REPUBLIKA.CO.ID, MALANG -- Ratusan anak jalanan di kota Malang turut memeriahkan HUT Kemerdekaan RI dengan melaksanakan upacara bendera. Sejak pukul 10.00 WIB, sekitar 300 anak jalanan berkumpul di sepanjang Jalan Blitar, Kota Malang. 

Mereka adalah anak-anak yang selama ini berada di bawah naungan Jaringan Kemanusiaan Jawa Timur (JKJT). Koordinator JKJT Agustinus Tedja mengatakan, ide menggelar upacara datang dari anak-anak sendiri. 

"Ayah, kita tidak pernah diundang ikut upacara, ayo kita bikin upacara sendiri pas 17 Agustus," kata Tedja menirukan permintaan anak-anak asuhnya. Ayah adalah panggilan akrab anak-anak jalanan JKJT kepada Tedja. 

Persiapan upacara pun serba sederhana dengan didukung komunitas seni di Kota Malang. Tiga anak jalanan yang ditunjuk menjadi pengibar bendera baru berlatih pada Selasa (16/8) malam. Selebihnya semua berjalan apa adanya. 

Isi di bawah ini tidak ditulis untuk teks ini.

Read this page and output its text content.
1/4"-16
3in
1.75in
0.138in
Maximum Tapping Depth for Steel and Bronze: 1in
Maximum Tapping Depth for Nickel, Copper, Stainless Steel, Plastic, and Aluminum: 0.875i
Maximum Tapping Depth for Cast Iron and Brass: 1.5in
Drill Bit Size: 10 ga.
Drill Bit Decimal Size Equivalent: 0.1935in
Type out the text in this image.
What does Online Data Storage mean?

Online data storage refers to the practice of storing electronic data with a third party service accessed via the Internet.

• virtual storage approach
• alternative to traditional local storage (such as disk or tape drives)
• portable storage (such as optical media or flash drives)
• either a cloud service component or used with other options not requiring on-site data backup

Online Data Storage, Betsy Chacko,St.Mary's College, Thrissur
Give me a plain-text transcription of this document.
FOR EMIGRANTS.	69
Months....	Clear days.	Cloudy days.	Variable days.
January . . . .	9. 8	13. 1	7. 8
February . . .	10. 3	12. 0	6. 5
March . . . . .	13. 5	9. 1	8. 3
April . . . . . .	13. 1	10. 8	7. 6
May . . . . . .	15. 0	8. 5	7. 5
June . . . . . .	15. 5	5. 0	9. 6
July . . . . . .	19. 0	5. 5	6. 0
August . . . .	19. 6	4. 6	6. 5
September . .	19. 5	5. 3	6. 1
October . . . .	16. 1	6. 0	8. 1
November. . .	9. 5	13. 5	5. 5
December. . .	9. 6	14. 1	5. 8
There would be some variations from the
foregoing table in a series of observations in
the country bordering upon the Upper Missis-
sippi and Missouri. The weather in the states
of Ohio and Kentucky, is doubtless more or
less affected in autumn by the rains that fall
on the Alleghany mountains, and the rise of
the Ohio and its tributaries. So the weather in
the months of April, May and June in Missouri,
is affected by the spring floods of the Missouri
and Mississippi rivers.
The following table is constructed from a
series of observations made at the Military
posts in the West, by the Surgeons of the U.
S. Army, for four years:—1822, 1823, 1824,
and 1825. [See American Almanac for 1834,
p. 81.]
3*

Hari ini (17/8) anak-anak  jalanan datang dengan pakaian yang biasa mereka kenakan sehari-hari dan bersandal jepit. Bahkan ada yang datang dengan dandanan ala anak punk. 

Menariknya, mereka mengheningkan cipta dengan mencium tanah sambil diiringi musik dari Arbanat String Ansamble. "Mencium tanah sebagai wujud kita mencintai ibu pertiwi," terang Tedja.

Prosesi upacara pun cukup unik. Pembina upacara hadir di tengah peserta upacara dengan menari dan mengenakan topeng khas Malang Potrodoyo serta  membawa patung  Potrodoyo. 

"Potrodoyo melambangkan tingkah laku yang baik," kata Bambang Pangsut, pecinta seni yang terlibat sebagai pembina upacara. 

Kegugupan jelang upacara dialami tiga anak jalanan yang bertugas mengibarkan bendera. Muhammad Bardah, Winarko, dan Toni mempelajari baris-berbaris sebisanya untuk menyukseskan upacara pagi ini. 

"Saya gugup karena selama sekolah tidak pernah menjadi petugas upacara," ungkap Bardah polos. 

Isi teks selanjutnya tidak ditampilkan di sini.